Identification of remnant OCT media artifacts after tissue washing by MALDI mass spectrometry imaging

RATIONALE Universally, the most common method of embedding dissected or resected fresh frozen (FF) tissues is within optimal cutting temperature (OCT) media. Unfortunately, OCT is not ideal for mass spectrometry (MS) assays. The media perfuses through tissues, resulting in persistent polymer contamination causing issues for sensitive analyses. Complete removal of all OCT media background would enable techniques such as MS imaging (MSI) to be bridged to clinically relevant samples stored in biobanks which possess extensive medical histories. Even though methods have been outlined for spatial lipidomics and proteomics, many still avoid these tissues despite vast potential for biological discoveries applying MS or MSI. METHODS Reference FF human pancreas was prepared within OCT media and cryosectioned for matrix-assisted laser desorption/ionization (MALDI)-MSI. Sample preparation protocols using aqueous ammonium formate for spatial lipidomics, and a variety of solutions for fixation, delipidation, and salt removal enabled spatial proteomics as well. MSI was performed on a UHMR HF Orbitrap MS detected broad classes of lipids and intact proteins, enabling an assessment of polymer perfusion and signal delocalization over a broad mass range to evaluate any deleterious artifacts. RESULTS We observe lower polymer contamination from OCT tissues with ammonium formate washes as expected, with several caveats. This was most effective in negative ion mode, where in tandem with the boosted lipid signal positive results were achieved for phospholipids (600-900 Da) and higher mass lipids (>1250 Da).

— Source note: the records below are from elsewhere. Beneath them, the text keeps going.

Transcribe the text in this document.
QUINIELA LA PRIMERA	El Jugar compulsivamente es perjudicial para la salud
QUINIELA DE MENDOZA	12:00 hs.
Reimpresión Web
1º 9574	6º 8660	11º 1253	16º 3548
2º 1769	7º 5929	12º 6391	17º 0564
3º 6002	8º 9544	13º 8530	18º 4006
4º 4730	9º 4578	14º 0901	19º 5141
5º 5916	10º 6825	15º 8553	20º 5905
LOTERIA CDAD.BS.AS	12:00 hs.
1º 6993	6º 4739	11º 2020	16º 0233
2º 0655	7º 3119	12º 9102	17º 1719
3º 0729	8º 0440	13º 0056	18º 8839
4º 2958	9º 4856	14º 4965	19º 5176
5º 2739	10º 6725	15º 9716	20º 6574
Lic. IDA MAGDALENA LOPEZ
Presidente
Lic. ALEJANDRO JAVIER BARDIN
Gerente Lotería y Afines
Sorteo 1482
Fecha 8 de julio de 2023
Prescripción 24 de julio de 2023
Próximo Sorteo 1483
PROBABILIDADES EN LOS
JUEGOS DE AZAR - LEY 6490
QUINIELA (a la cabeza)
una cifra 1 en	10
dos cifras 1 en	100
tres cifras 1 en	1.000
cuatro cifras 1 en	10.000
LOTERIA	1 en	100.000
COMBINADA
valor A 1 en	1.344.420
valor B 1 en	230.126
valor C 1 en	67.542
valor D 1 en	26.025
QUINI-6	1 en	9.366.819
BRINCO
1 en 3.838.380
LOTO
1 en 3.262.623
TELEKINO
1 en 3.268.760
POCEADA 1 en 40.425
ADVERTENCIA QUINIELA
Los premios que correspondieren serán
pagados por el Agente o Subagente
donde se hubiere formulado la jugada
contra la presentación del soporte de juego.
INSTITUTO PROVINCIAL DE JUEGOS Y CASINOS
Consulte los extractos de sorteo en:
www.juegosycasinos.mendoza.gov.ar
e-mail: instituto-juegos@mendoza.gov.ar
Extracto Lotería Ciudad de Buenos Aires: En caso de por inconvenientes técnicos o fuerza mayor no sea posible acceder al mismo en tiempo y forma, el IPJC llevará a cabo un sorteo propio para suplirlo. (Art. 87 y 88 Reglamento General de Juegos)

Positive ion mode analyses can be completed for phospholipids, but the condensation of alkali adducts to protonated forms not only increased lipid signals, but also increased signals of larger, persistent PEG oligomers (>1250 Da) which were not previously reported. Even with extensive tissue washing completing a spatial proteomics protocol, the removal of all remnant artifacts of OCT media was not feasible. CONCLUSIONS The finding of these persistent remnant polymers from the OCT embedding process has several consequences for MSI, directly effecting primary performance of the MALDI source and lipid and protein analyses. This does not mean OCT tissues should not be or cannot be used for spatial omics by MSI, but several quality control and quality assurance measures should be implemented, and we discuss paths forward and several considerations.